State of New York Supreme Court, Appellate Division Third Judicial Department


March 28, 2013

IN THE MATTER OF JOHN Q., APPELLANT,
v.
ERICA R., RESPONDENT. (PROCEEDING NO. 1.) IN THE MATTER OF GRACE Q., AN INFANT. RICK R., RESPONDENT; JOHN Q., APPELLANT. (PROCEEDING NO. 2.)

Appeal from an order of the Family Court of Columbia County (Tailleur, J.), entered August 10, 2011, which, among other things, granted petitioner's application, in proceeding No. 2 pursuant to Domestic Relations Law article 7, to determine that the consent of respondent was not required for the adoption of his child.

The opinion of the court was delivered by: McCarthy, J.

MEMORANDUM AND ORDER

Calendar Date: February 8, 2013

Before: Mercure, J.P., Spain, McCarthy and Garry, JJ.

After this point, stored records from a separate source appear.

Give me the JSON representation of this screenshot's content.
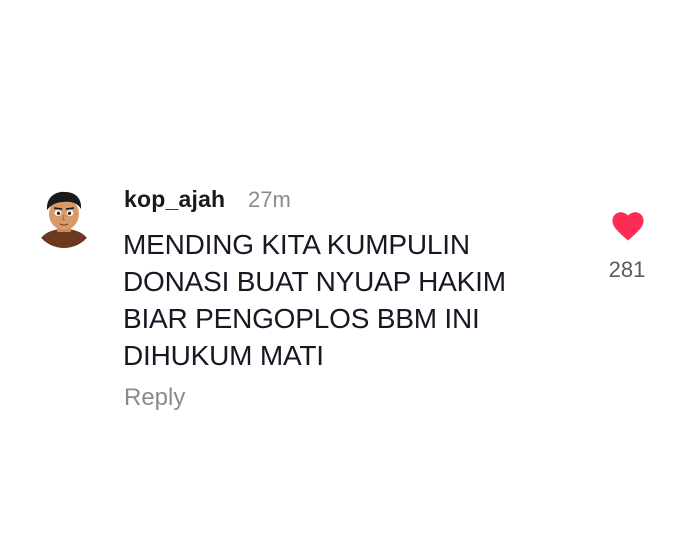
{
  "comment": {
    "username": "kop_ajah",
    "timestamp": "27m",
    "text_lines": [
      "MENDING KITA KUMPULIN",
      "DONASI BUAT NYUAP HAKIM",
      "BIAR PENGOPLOS BBM INI",
      "DIHUKUM MATI"
    ],
    "reply_label": "Reply",
    "like_count": "281",
    "like_icon": "heart-icon",
    "like_color": "#fe2c55"
  }
}
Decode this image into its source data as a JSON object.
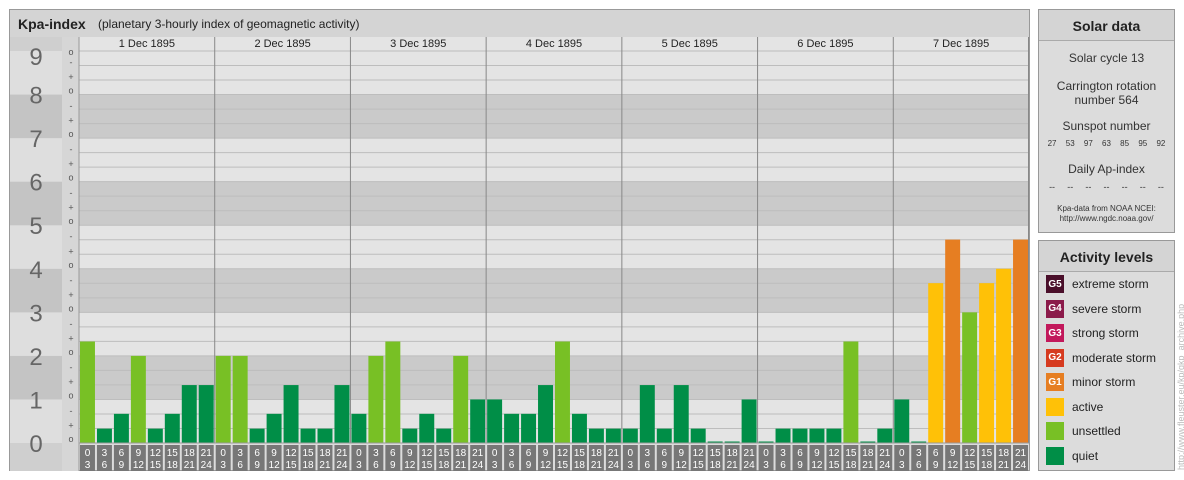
{
  "header": {
    "title": "Kpa-index",
    "subtitle": "(planetary 3-hourly index of geomagnetic activity)"
  },
  "chart_data": {
    "type": "bar",
    "title": "Kpa-index",
    "subtitle": "(planetary 3-hourly index of geomagnetic activity)",
    "ylim": [
      0,
      9
    ],
    "y_ticks": [
      "0",
      "1",
      "2",
      "3",
      "4",
      "5",
      "6",
      "7",
      "8",
      "9"
    ],
    "sub_ticks": [
      "o",
      "+",
      "-"
    ],
    "days": [
      "1 Dec 1895",
      "2 Dec 1895",
      "3 Dec 1895",
      "4 Dec 1895",
      "5 Dec 1895",
      "6 Dec 1895",
      "7 Dec 1895"
    ],
    "interval_start": [
      "0",
      "3",
      "6",
      "9",
      "12",
      "15",
      "18",
      "21"
    ],
    "interval_end": [
      "3",
      "6",
      "9",
      "12",
      "15",
      "18",
      "21",
      "24"
    ],
    "values": [
      [
        2.33,
        0.33,
        0.67,
        2.0,
        0.33,
        0.67,
        1.33,
        1.33
      ],
      [
        2.0,
        2.0,
        0.33,
        0.67,
        1.33,
        0.33,
        0.33,
        1.33
      ],
      [
        0.67,
        2.0,
        2.33,
        0.33,
        0.67,
        0.33,
        2.0,
        1.0
      ],
      [
        1.0,
        0.67,
        0.67,
        1.33,
        2.33,
        0.67,
        0.33,
        0.33
      ],
      [
        0.33,
        1.33,
        0.33,
        1.33,
        0.33,
        0,
        0,
        1.0
      ],
      [
        0,
        0.33,
        0.33,
        0.33,
        0.33,
        2.33,
        0,
        0.33
      ],
      [
        1.0,
        0,
        3.67,
        4.67,
        3.0,
        3.67,
        4.0,
        4.67
      ]
    ],
    "colors": {
      "quiet": "#008e47",
      "unsettled": "#78c025",
      "active": "#ffc107",
      "minor": "#e67e22",
      "moderate": "#d63a1f",
      "strong": "#c2185b",
      "severe": "#8b1a4a",
      "extreme": "#4a0f2a"
    },
    "grid": true
  },
  "solar": {
    "title": "Solar data",
    "cycle": "Solar cycle 13",
    "rotation_line1": "Carrington rotation",
    "rotation_line2": "number 564",
    "sunspot_label": "Sunspot number",
    "sunspots": [
      "27",
      "53",
      "97",
      "63",
      "85",
      "95",
      "92"
    ],
    "ap_label": "Daily Ap-index",
    "ap_values": [
      "--",
      "--",
      "--",
      "--",
      "--",
      "--",
      "--"
    ],
    "credit_line1": "Kpa-data from NOAA NCEI:",
    "credit_line2": "http://www.ngdc.noaa.gov/"
  },
  "legend": {
    "title": "Activity levels",
    "items": [
      {
        "badge": "G5",
        "label": "extreme storm",
        "color": "#4a0f2a"
      },
      {
        "badge": "G4",
        "label": "severe storm",
        "color": "#8b1a4a"
      },
      {
        "badge": "G3",
        "label": "strong storm",
        "color": "#c2185b"
      },
      {
        "badge": "G2",
        "label": "moderate storm",
        "color": "#d63a1f"
      },
      {
        "badge": "G1",
        "label": "minor storm",
        "color": "#e67e22"
      },
      {
        "badge": "",
        "label": "active",
        "color": "#ffc107"
      },
      {
        "badge": "",
        "label": "unsettled",
        "color": "#78c025"
      },
      {
        "badge": "",
        "label": "quiet",
        "color": "#008e47"
      }
    ]
  },
  "watermark": "http://www.fleuster.eu/kp/gkp_archive.php"
}
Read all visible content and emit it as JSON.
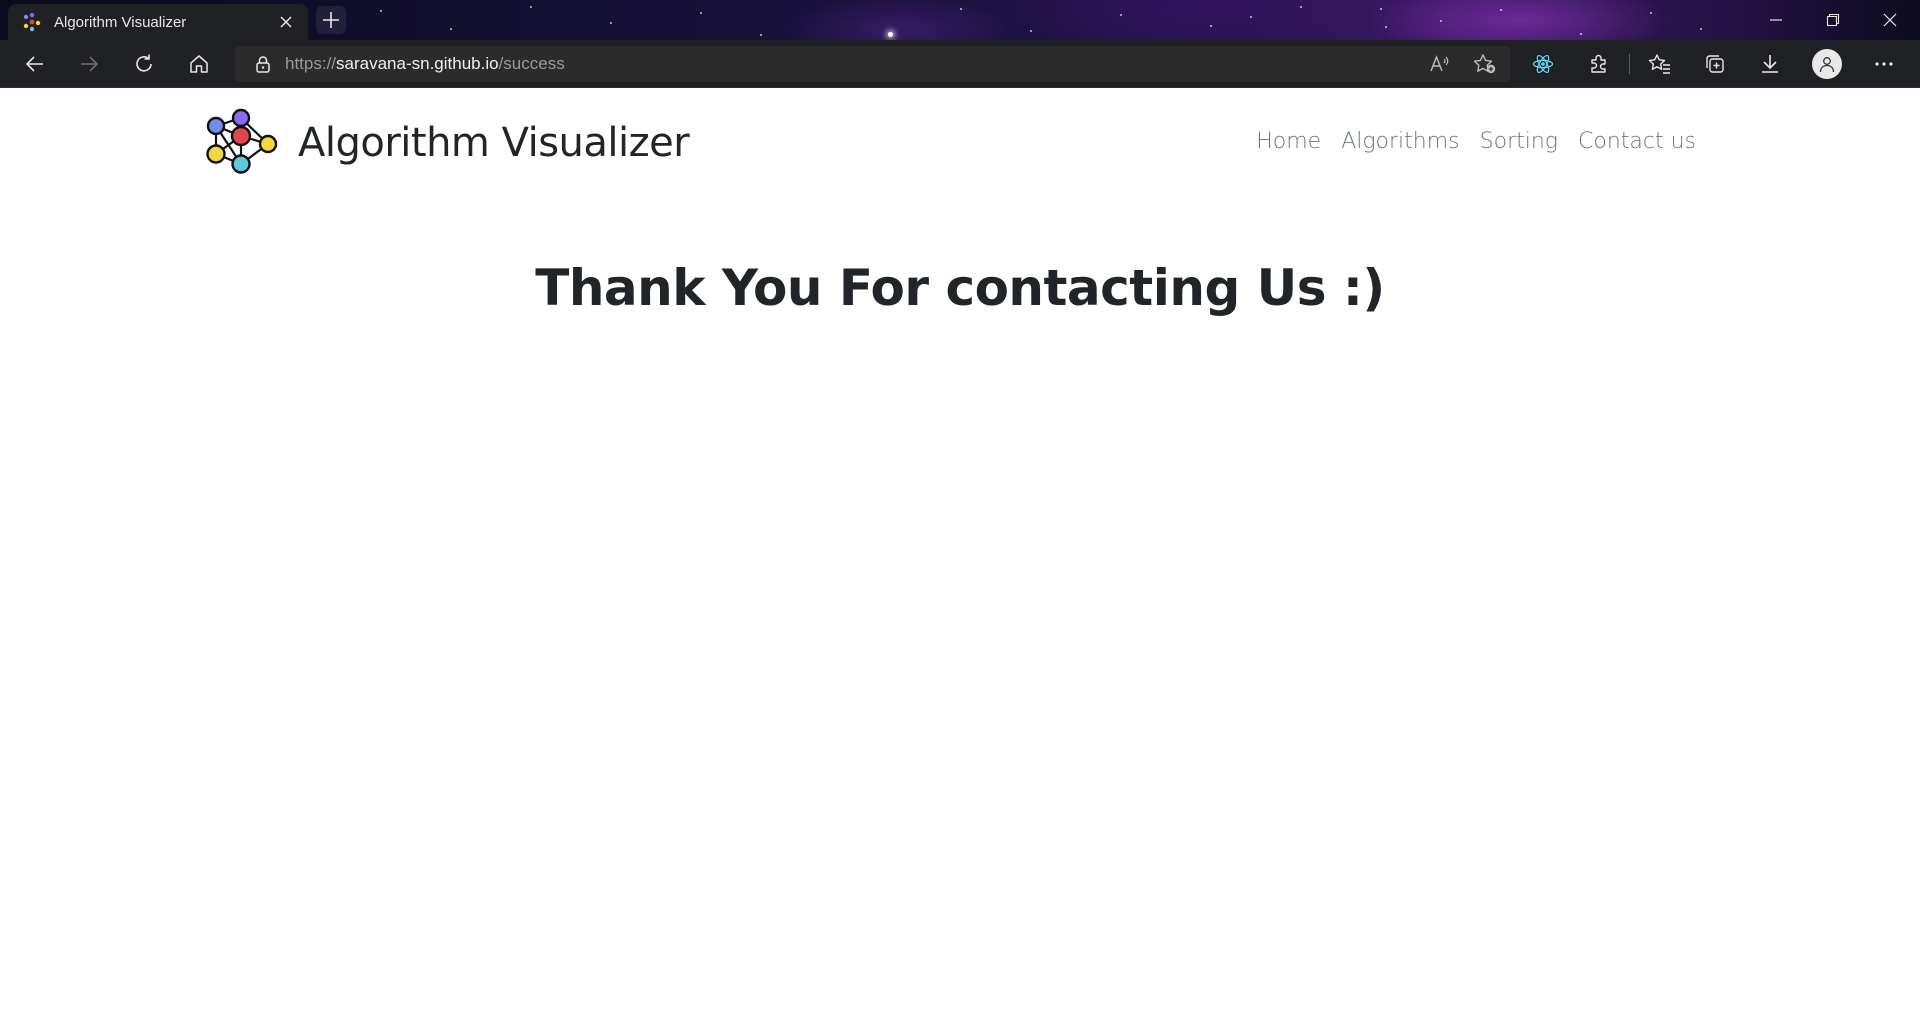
{
  "browser": {
    "tab": {
      "title": "Algorithm Visualizer"
    },
    "address": {
      "scheme": "https://",
      "host": "saravana-sn.github.io",
      "path": "/success"
    },
    "icons": [
      "back-icon",
      "forward-icon",
      "refresh-icon",
      "home-icon",
      "lock-icon",
      "read-aloud-icon",
      "add-favorite-icon",
      "react-devtools-icon",
      "extensions-icon",
      "favorites-icon",
      "collections-icon",
      "downloads-icon",
      "profile-icon",
      "more-icon",
      "minimize-icon",
      "restore-icon",
      "close-icon"
    ]
  },
  "site": {
    "brand": "Algorithm Visualizer",
    "nav": [
      {
        "label": "Home"
      },
      {
        "label": "Algorithms"
      },
      {
        "label": "Sorting"
      },
      {
        "label": "Contact us"
      }
    ]
  },
  "main": {
    "headline": "Thank You For contacting Us :)"
  },
  "colors": {
    "text": "#212529",
    "nav_link": "#6c757d",
    "logo_red": "#e0464f",
    "logo_purple": "#8a6cf0",
    "logo_blue": "#6f8df5",
    "logo_yellow": "#f5d63d",
    "logo_teal": "#5cc9e0"
  }
}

John Q. (hereinafter the father) and respondent Erica R. (hereinafter the mother) are the biological parents of one child (born in 2004). A stipulated order entered in 2006 granted sole legal custody to the mother and limited visitation to the father at Phoenix House, a residential drug treatment facility where he was residing. The father left Phoenix House for another treatment facility, then was incarcerated until September 2008. In August 2009, he commenced proceeding No. 1 seeking visitation and joint custody. Soon thereafter, petitioner Rick R. (hereinafter petitioner), who married the mother in 2008 and had been living with her and the child since 2007, commenced proceeding No. 2 seeking to adopt the child without the father's consent. After a hearing, Family Court (Czajka, J.) orally granted petitioner's application (proceeding No. 2) and dismissed the father's modification petition (proceeding No. 1). The father now appeals from the order to that effect entered by Family Court (Tailleur, J.).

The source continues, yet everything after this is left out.